Dalam ilmu hadis ada dua macam kritik terhadap hadis : kritik sanad dan kritik matan. Kritik sanad berkaitan dengan kritik terhadap periwayatan sebuah hadis yang meliputi kesinambungan pemberitaan antar periwayat mulai dari Nabi sampai ulama yang membukukan hadis, serta terhadap integritas moral dan intelektual para periwayat. Sementara kritik matan berkaitan dengan kritik terhadap isi berita dari hadis.

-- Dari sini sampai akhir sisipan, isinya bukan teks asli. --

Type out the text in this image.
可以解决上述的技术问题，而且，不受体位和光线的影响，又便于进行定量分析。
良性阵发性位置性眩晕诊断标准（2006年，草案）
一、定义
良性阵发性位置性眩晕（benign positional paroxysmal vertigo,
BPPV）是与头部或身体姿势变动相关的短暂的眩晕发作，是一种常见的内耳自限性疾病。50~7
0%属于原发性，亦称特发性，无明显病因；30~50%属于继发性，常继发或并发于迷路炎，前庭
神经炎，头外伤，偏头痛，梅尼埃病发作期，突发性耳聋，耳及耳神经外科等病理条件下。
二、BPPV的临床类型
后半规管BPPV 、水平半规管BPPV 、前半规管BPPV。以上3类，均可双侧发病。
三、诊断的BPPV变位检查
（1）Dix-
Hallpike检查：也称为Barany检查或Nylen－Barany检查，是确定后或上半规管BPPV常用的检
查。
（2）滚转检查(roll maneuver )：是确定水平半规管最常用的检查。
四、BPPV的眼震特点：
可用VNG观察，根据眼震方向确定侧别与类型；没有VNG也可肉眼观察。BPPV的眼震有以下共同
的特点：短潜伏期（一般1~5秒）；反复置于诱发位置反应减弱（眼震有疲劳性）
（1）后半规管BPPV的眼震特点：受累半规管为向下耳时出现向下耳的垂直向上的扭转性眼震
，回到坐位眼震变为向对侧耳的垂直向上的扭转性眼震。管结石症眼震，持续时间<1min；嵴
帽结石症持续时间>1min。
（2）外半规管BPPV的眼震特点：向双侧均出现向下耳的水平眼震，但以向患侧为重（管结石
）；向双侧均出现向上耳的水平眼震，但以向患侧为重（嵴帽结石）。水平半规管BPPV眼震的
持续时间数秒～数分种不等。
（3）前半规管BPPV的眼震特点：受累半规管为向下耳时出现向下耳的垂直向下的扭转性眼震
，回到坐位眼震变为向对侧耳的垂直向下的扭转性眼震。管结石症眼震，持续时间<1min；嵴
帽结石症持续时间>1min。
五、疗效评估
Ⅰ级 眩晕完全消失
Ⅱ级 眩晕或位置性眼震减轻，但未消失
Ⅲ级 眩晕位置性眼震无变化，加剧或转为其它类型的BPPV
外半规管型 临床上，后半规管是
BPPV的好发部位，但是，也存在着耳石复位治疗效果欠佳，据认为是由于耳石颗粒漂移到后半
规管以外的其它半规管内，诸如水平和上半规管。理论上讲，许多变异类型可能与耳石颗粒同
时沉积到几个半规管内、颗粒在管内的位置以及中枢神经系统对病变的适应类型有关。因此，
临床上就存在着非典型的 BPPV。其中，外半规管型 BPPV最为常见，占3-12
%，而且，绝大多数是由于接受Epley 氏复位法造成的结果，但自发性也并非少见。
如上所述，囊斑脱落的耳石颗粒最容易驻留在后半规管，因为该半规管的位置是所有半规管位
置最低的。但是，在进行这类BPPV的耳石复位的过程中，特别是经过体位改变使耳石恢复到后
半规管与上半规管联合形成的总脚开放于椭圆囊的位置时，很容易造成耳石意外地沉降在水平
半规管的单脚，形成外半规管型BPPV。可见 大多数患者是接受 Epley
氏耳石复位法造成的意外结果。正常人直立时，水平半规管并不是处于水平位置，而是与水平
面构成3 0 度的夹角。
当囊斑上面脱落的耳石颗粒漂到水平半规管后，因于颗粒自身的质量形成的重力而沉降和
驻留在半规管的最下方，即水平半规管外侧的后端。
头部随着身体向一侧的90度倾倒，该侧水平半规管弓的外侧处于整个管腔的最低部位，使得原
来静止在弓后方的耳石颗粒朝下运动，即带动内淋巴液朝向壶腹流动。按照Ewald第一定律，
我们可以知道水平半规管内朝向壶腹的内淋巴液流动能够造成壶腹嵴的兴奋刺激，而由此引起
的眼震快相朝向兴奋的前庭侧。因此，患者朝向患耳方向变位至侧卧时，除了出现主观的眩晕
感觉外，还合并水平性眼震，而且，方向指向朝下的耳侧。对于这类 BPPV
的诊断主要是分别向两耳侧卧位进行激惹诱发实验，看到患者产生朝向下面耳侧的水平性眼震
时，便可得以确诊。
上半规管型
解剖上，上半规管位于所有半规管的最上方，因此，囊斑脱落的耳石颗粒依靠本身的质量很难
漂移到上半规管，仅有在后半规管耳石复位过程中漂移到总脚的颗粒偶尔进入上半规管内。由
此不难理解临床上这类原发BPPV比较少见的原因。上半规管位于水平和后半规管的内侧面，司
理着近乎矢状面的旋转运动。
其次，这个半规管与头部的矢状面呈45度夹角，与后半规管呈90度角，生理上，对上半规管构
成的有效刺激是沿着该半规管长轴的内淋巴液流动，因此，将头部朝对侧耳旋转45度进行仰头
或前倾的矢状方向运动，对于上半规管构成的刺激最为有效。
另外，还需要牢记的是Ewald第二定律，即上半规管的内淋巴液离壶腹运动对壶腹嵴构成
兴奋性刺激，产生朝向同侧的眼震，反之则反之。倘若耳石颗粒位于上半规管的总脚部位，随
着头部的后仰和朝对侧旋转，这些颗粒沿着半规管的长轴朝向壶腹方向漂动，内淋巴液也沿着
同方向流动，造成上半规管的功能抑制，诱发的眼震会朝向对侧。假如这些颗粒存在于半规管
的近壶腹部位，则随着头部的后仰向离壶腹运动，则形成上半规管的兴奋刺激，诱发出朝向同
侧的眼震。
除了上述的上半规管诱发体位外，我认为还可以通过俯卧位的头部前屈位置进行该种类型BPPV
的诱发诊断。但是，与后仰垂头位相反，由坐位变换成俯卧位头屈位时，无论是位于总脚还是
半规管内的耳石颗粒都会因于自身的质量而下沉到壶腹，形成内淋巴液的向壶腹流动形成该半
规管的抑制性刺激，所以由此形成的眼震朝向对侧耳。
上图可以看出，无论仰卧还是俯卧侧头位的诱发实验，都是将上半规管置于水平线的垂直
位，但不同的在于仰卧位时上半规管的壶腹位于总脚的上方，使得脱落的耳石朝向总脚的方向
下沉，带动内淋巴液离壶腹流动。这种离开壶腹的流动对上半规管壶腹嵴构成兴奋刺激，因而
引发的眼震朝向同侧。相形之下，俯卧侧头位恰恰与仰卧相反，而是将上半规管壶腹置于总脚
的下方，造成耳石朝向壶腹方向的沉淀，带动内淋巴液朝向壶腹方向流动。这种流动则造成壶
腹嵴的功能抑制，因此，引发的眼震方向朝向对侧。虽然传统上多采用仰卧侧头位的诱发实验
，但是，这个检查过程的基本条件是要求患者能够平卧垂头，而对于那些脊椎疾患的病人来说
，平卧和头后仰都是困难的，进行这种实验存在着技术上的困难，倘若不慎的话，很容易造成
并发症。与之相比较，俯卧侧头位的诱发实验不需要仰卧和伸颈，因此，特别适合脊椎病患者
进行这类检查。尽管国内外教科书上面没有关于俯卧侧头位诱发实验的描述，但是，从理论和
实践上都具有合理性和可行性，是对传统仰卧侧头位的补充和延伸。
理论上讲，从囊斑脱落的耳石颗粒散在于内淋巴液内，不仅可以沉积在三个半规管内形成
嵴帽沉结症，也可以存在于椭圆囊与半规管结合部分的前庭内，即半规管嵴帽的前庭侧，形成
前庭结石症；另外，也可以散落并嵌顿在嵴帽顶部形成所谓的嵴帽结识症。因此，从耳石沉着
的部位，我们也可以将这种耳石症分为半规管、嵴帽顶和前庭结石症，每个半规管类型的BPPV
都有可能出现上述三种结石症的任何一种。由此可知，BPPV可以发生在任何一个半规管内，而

Terkait berita menghebohkan yang memuat hadis tentang huru-hara di pertengahan ramadlan, secara kritik sanad, ada periwayat yang integritasnya dicela oleh kebanyakan kritikus hadis sehingga hadis-hadis yang berasal dari atau melalui dia termasuk hadis munkar (layak diingkari validitasnya). Periwayat tersebut bernama Nu'aim bin Hammad yang banyak meriwayatkan "hadis" dalam kitab Al-Fitan yang banyak memuat cerita-cerita berkenaan kisah akhir zaman. Dr Fahd Salman Audah mengatakan hadis itu sangat lemah (dlo’if jiddan) atau palsu (maudlu’). Bahkan Imam Az-Zahabi mengatakan : “Tak seorang pun boleh berhujjah dengan hadith Nu'aim bin Hammad sebab dia telah mengarang kitab tentang fitnah akhir zaman dengan memuat keajaiban-keajaiban dan banyak pula hadis yang dibawanya adalah Munkar. Dia banyak mengambil hadis dari Ka'ab bin al-Ahbar yang dikenali lantaran banyak merujuk pada kitab-kitab Israiliyyat. Dia juga banyak mengambil hadis dari orang-orang yang tidak dikenal dan diragukan".
Dalam memahami matan atau isi hadis pun kita hendaknya mensingkronkannya dengan ayat-ayat al-Quran yang relevan. Jika isi hadis bertentangan dengan isi al-Quran, maka hadis tersebut validitasnya dianggap lemah, dan seterusnya.
Akhirnya, ada yang lebih penting dari sekedar beriman, yakin, atau percaya terhadap peristiwa-peristiwa ghaib seperti itu. Adalah jangan sampai ketakutan manusiawi kita terhadap peristiwa-peristiwa seperti itu mengalahkan ketakutan kita terhadap Allah SwT. Jangan sampai kita rajin "beribadah" karena tahu dan yakin bahwa peristiwa kiamat itu dahsyat seperti dijelaskan dalam alquran.